Hadis di atas menunjukkan betapa benda-benda “mati” seperti batu pun dapat berbicara dan bersaksi atas kenabian Nabi Muhammad saw. Kita lihat bahwa pada zaman modern ini benda-benda mati yang dirancang oleh manusia seperti kamera video atau tape recorder juga dapat memberikan kesaksian. Kekuasaan Allah tentu saja tidak terbatas dan apa yang diciptakan-Nya dapat memberikan kesaksian. Oleh karena itu, sekali lagi, kita harus yakin bahwa semua perbuatan telah dan akan direkam untuk diperlihatkan kelak dan diberi balasan yang sesuai dengan peerbuatan kita, apakah baik atau buruk. Membicarakan dan merenungkan hari kiamat akan mendorong kita untuk selalu berusaha beramal baik dan meninggalkan perbuatan buruk.
Mereka yang benar-benar beriman pasti tidak keberatan mendengarkan pembicaraan tentang kematian, kiamat, ndan akhirat. Hal itu justru akan menambah keimanan mereka. Sebaliknya, sebagian orang lainnya, terutama yang kurang beriman, akan keberatan  bila ulama membicarakan topik-topik yang kurang berkenan dengan rasa takut kepada Allah atau tentang siksa neraka. Alih-alih, mereka menginginkan pembicaraan yang memberikan “harapan” akan ampunan. Padahal Allah lewat Al Quran dan Nabi lewat hadis-hadisnya memberi peringatan tentang hukuman-hukuman pada hari kiamat. Bila topik-topik tentang kematian, kiamat, dan akhirat tidak layak dibicarakan, mengapa Allah dan Nabi-Nya memperingatkan berbagai macam siksaan bagi para pendosa?

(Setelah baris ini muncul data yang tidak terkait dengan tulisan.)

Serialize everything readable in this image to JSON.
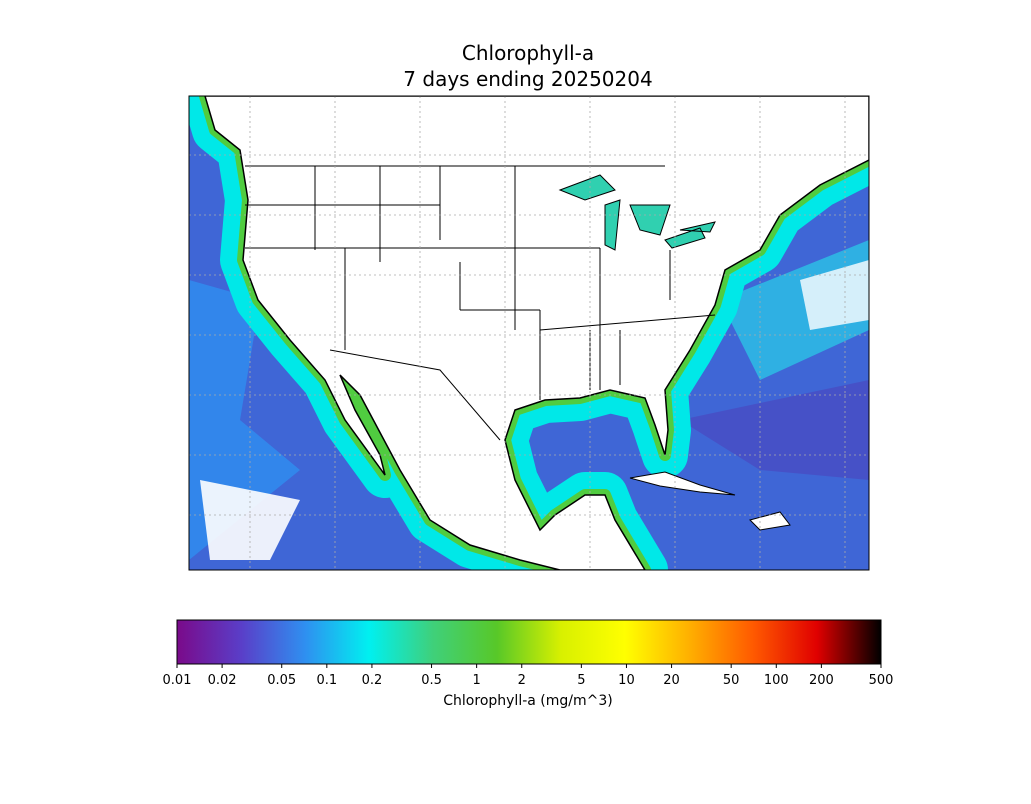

Pembicaraan tentang kematian dan kiamat dimaksudkan agar kita takut kepada Allah. Pernahkah kita merasakan takut tersebut? Bandingkanlah diri kita dengan kepekaan Nabi kita Muhammad saw. Terhadap peristiwa-peristiwa alam yagn barangkali merupakan “kiamat-kiamat kecil”, seperti angin kencang yang membawa kabut tebal atau gerhana. Begitu peristiwa itu terjadi, wajah Nabi pucat, lalu Nabi pun segera mendirikan shalat dan berdoa.
Akan halnya kita, terkadang kita mengalami peristiwa-peristiwa itu, namun kita tenang-tenang saja. Berita kemaitan manusia sering kita peroleh dari Koran, radio, TV, atau lihat secara langsung, namun kita menganggap hal itu biasa, seolah-olah kematian masih jauh atau bahkan takkan pernah menimpa kita. Kita lupa bahwa kematian pasti akan datang menjemput. Sudah siapkah kita?
*dikutip dari "Islam Itu indah, Prof. Deddy Mulyana, M.A., Ph.D."